Annette Baier, who has just died in New Zealand, was an ethicist, feminist philosopher and scholar of David Hume’s moral psychology. However, Baier argued that men’s moral psychology differs from that of women, with men tending to base ethical judgments on an idea of justice and women basing them more on a sense of caring. She spent most of her career teaching at the University of Pittsburgh, before retiring to her home town of Dunedin. A former student, Dr Rebecca Kukla, remarked online that she had learned from Baier: “that you could live a completely non-conformist life filled with romance and adventure and also be a successful academic philosopher.”

Jacques Barzun

The French-American philosopher of education, cultural commentator and historian of ideas Jacques Barzun died in San Antonio on October 25th at the age of 104. Barzun’s writing career spanned more than 70 years, and From Dawn to Decadence, which made the New York Times bestseller list, was published in 2000 when he was already 92.

Ray Billington

Professor Ray Billington died in September.

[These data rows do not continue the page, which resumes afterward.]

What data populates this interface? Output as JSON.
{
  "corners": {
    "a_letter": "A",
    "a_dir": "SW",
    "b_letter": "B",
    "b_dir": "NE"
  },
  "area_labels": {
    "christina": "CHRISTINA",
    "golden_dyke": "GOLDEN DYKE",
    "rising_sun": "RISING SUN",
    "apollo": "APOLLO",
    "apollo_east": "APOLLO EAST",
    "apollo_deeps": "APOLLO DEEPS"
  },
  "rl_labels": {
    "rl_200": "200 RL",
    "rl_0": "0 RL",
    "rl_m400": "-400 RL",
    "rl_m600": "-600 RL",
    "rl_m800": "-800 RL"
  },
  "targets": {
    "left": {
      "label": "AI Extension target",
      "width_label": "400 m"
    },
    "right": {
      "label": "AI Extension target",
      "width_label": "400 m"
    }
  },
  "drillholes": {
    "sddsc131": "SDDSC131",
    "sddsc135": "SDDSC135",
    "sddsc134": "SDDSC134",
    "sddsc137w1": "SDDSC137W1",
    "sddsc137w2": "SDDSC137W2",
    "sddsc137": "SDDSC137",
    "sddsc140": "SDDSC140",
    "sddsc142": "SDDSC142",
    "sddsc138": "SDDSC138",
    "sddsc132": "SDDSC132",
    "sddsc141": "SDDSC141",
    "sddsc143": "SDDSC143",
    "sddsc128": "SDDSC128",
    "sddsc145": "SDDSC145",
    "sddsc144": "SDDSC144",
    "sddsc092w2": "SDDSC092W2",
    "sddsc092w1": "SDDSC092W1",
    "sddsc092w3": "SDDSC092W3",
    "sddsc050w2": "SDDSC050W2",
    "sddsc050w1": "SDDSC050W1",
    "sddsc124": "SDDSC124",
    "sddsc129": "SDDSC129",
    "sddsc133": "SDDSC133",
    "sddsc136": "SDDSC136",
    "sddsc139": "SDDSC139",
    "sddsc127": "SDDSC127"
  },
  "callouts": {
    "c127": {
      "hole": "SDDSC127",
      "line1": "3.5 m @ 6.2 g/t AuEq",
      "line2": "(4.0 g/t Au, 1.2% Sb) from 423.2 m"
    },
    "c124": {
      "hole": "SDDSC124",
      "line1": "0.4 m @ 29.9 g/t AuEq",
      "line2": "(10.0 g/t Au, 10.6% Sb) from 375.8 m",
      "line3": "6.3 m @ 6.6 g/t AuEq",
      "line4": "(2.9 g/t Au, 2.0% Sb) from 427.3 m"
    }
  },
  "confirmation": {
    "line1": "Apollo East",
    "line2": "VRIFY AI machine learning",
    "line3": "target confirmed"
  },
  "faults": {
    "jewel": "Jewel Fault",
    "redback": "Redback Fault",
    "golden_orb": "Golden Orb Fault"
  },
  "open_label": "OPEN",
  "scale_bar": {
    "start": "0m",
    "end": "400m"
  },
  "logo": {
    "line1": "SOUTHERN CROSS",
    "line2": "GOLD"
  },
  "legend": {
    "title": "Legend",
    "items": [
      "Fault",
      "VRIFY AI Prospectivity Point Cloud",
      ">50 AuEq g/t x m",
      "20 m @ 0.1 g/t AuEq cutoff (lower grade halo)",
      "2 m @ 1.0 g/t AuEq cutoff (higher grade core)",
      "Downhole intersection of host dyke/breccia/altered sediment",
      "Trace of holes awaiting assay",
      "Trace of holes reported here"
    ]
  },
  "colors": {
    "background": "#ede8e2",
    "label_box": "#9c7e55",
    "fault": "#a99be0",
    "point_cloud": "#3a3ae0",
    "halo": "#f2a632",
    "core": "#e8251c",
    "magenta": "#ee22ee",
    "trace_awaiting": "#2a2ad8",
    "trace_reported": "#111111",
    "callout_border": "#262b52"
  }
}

A former priest, he was officially declared a heretic by an assembly of the Methodist Church, and later became a fullblooded atheist before eventually turning to Eastern mysticism. He taught philosophy for many years, founded several local philosophy discussion groups, and was the author of books including East of Existentialism (1990), Understanding Eastern Philosophy (1997), Religion Without God (2001) and Living Philosophy: An Introduction to Moral Thought (1988).